Urovesa se ha especializado en la fabricación y posventa de todoterrenos militares, vehículos contraincendios y de recogida de residuos urbanos. Desde su fundación, la compañía ha diversificado su oferta, comenzando con la producción de 4×4 agrícolas y forestales. Desde 1981, colabora estrechamente con las Fuerzas Armadas españolas, lo que ha fortalecido su posicionamiento en el sector.
Planes de crecimiento y diversificación
La industria de defensa, según Sierra, es un sector que requiere una inversión a largo plazo. «Europa tiene que recuperar la industria y acompasarse al ritmo de la inversión; la industria requiere certidumbre y nosotros estamos preparados», afirma. Los recientes planes de rearme europeo han proporcionado un impulso adicional a la compañía, que ha elevado su número de alianzas estratégicas con fabricantes de sistemas de defensa en el continente.
Sierra destaca que el 80% de las ventas de Urovesa provienen de su vehículo estrella, el Vamtac, que actúa como plataforma modular para diversos sistemas, desde defensa aérea hasta ambulancias. Este enfoque modular permite adaptarse a las necesidades de diferentes clientes, lo que aumenta la versatilidad de la oferta de la empresa.
La empresa prevé que, para 2025, las ventas se dividan en un 40% a 50% de España, 20% de Oriente Medio y un 20% de Asia-Pacífico, con un resto más atomizado de otros países. La segmentación de su negocio refleja que el 75% de su actividad está concentrada en los Ministerios de Defensa e Interior, mientras que el 25% restante está ligado al ámbito civil.
El impacto del cambio climático y la innovación
Sierra también advierte sobre los desafíos que presenta el cambio climático: «Hemos identificado que en los próximos años, como consecuencia del cambio climático, lamentablemente habrá amenazas relacionadas con desastres naturales, emergencias e incendios». En este sentido, Urovesa trabaja para que sus vehículos sean capaces de llegar rápidamente a zonas afectadas por emergencias, ofreciendo soluciones efectivas en situaciones críticas.
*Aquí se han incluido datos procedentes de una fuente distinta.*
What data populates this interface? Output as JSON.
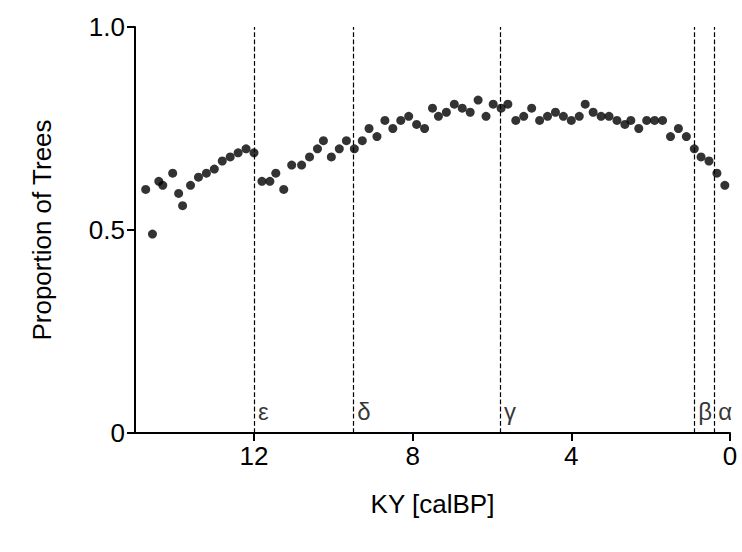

La facturación de Urovesa alcanzó los 125 millones de euros en 2024, y se prevé que para el presente año, esta cifra oscile entre 135 y 150 millones. La compañía destina entre el 5% y el 10% de sus ingresos anuales a innovación y ha ampliado recientemente sus instalaciones en Valga, cerca de Santiago.
La estrategia de Urovesa se centra en equilibrar su mezcla de productos entre el sector militar y civil, con el objetivo de que dos tercios de su facturación provengan de mercados internacionales en el futuro. A medida que la demanda de vehículos especializados crece, la compañía se posiciona como un actor clave en el panorama europeo de defensa y emergencias.